A block up from Angel’s Flight, I passed a poster about a woman gone missing, Hannah Kobayashi. The poster stated there’s a disturbing video of her entering the metro station near Crypto.com Arena. Weeks earlier, local news reported that she’d missed a connecting flight at LAX, and I suspected it was on purpose.

This week, her father had flown in from Hawaii to aid in the search for her. Sometime between then and now, police found him dead near LAX, having suffered “multiple blunt force traumatic injuries,” which I interpreted to mean that he succumbed to a fall.

***

Indeed. I search the online archives now…

A chief investigator just confirmed he’d jumped from the top of a parking structure in a press interview.

Tonight, now, as I write, the ghost-dust settles into twilight. The skyscrapers shine and dim from oily black to muted blue to California pink.

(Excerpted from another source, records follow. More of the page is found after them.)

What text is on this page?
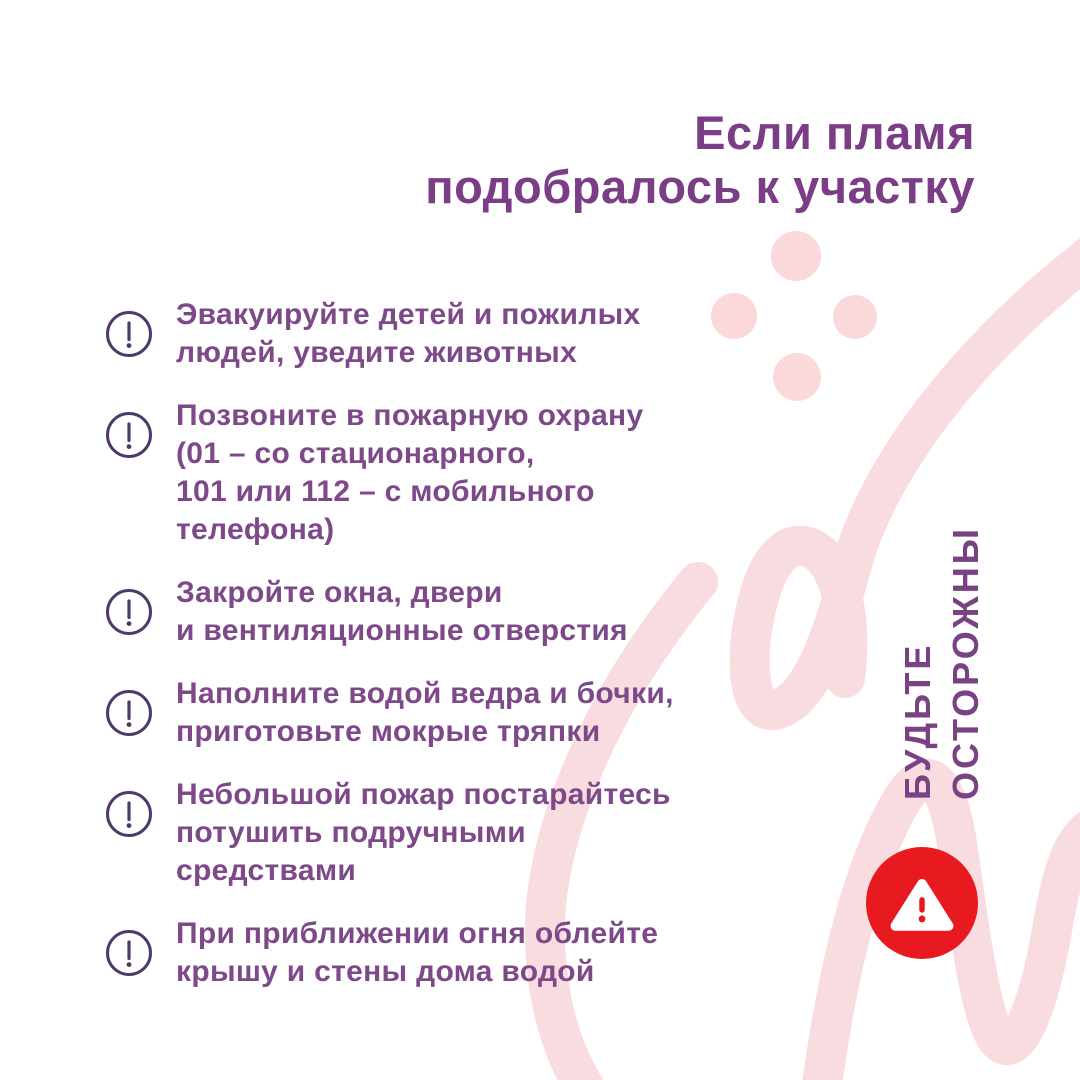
Если пламя
подобралось к участку
Эвакуируйте детей и пожилых
людей, уведите животных
Позвоните в пожарную охрану
(01 – со стационарного,
101 или 112 – с мобильного
телефона)
Закройте окна, двери
и вентиляционные отверстия
Наполните водой ведра и бочки,
приготовьте мокрые тряпки
Небольшой пожар постарайтесь
потушить подручными
средствами
При приближении огня облейте
крышу и стены дома водой
БУДЬТЕ ОСТОРОЖНЫ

I receive another alert: It is footage of Hannah crossing the border into Mexico. Broadcasts feature a clip of an LAPD representative commenting on her evasion: “She’s an adult and she can choose to be missing.” The local paper speculates a motive as to Hannah’s desire to not be found. Quotes reference her friend’s belief that Hannah harbored an urge to “step away from modern connectivity.” In the comments of other social media, people suspect Hannah left Hawaii to meet a man in Los Angeles, presumably someone whom her family disapproved of. 
Three years back, another woman named Heidi Planck went missing. She’d disappeared in the building next to that exact same metro station near Crypto.com Arena. She’d just walked her dog in the alley between Hope and Flower Street. Heidi’s dog was found on a high floor of a new apartment building nearby. Footage shows Hiedi entering this building with her dog on leash. However, and to no evident explanation, no footage exists of her leaving the building. Moreover, she did not live in the area and knew no one who had.

So, to this day, it is unclear why she was there at all. Was Heidi intending to meet a clandestine lover, just as Hannah might’ve? Where do sleeping dogs lie?”



Jacy Bryla is a writer and editor currently living in Los Angeles. In the past decade, she picked up an MFA in Creative Writing from the New School, a habit of trail running, and an orange, street cat named Gian Carlo.